UK universities ‘face online threat’
“Complacent” British universities that fail to respond to the rise of online universities will be swept away by global competition, says a report into the future of higher education.
Sir Michael Barber, chief education adviser for Pearson, says online courses will be a “threat and opportunity” for the UK’s universities.
This “avalanche” could see some middle-ranking universities closing, he says.
“There are too many universities doing the same thing,” says Sir Michael.
The report, An Avalanche is Coming, argues that higher education faces an unpredictable global revolution, driven by the impact of the rise in online universities.
In the face of such an avalanche, Sir Michael says that “standing still” is the most dangerous option.
“The big risks are complacency and timidity,” he says.
The former Downing Street adviser says he would be “very surprised” if such disruption in higher education did not mean the closure of some universities within a decade.
The report, published by the IPPR think tank, warns that the UK’s universities will have to adapt to direct international competition.
There are already big US networks of universities offering courses to students anywhere in the world, with two consortiums having already signed up almost four million students.
These offer hundreds of courses from partner universities in Europe and Asia as well as the US.
These so-called MOOCs – massive open online courses – give students online access to lectures and courses from leading academics and universities around the world.
Sir Michael says this creates an opportunity for the UK – and that there is nothing inevitable about this emerging market being dominated by big players from the US.
Futurelearn, an online consortium of UK universities, is expected to launch courses later this year.
Sir Michael forecasts that this more competitive environment will see the component parts of universities being “unbundled”.
Research could be taken over by private specialist institutions or universities could focus on the quality of teaching, using lectures and course materials created elsewhere.

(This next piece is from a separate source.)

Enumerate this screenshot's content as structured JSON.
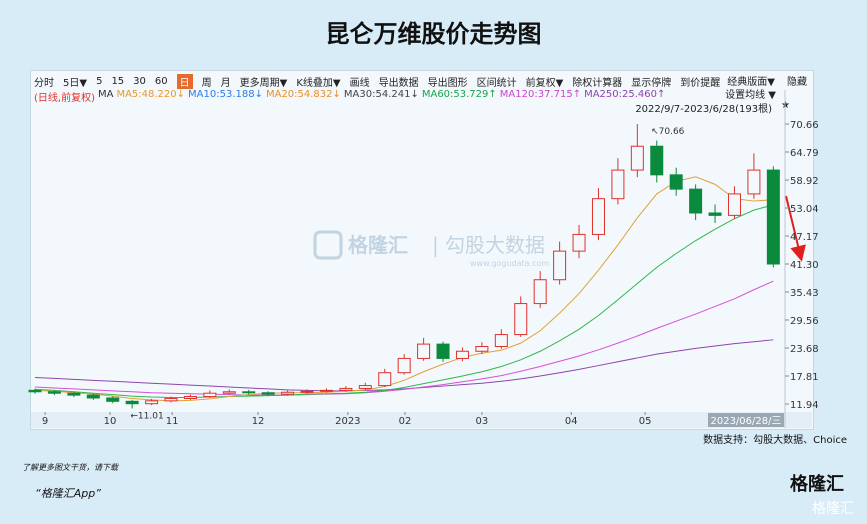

It could also see universities emerging that are more systematically integrated with their local economies.
Such internationalisation will also mean challenges for national government, says Sir Michael.
The current undergraduate finance model, where students borrow to study for three years in a UK institution, does not provide for a future in which students might want to take course units from a range of universities, both in the UK and abroad.
Sir Michael also says the government will have to reconsider how they can develop start-up businesses around universities, following the pattern of hi-tech industries in the United States growing around Stanford University in California and MIT in the Boston area.
“The certainties of the past are no longer certainties. The models of higher education that marched triumphantly across the globe in the second half of the 20th Century are broken,” write the report authors, Sir Michael Barber, Katelyn Donnelly and Saad Rizvi.
“Just as globalisation and technology have transformed other huge sectors of the economy in the past 20 years, in the next 20 years universities face transformation.”
Sir David Bell, vice chancellor of Reading University, said: “Success in the future will depend on agility, rather than a simple choice between one model of university or another.”
He suggested that this would mean combining advanced research and international campuses as well as being “intensely local”.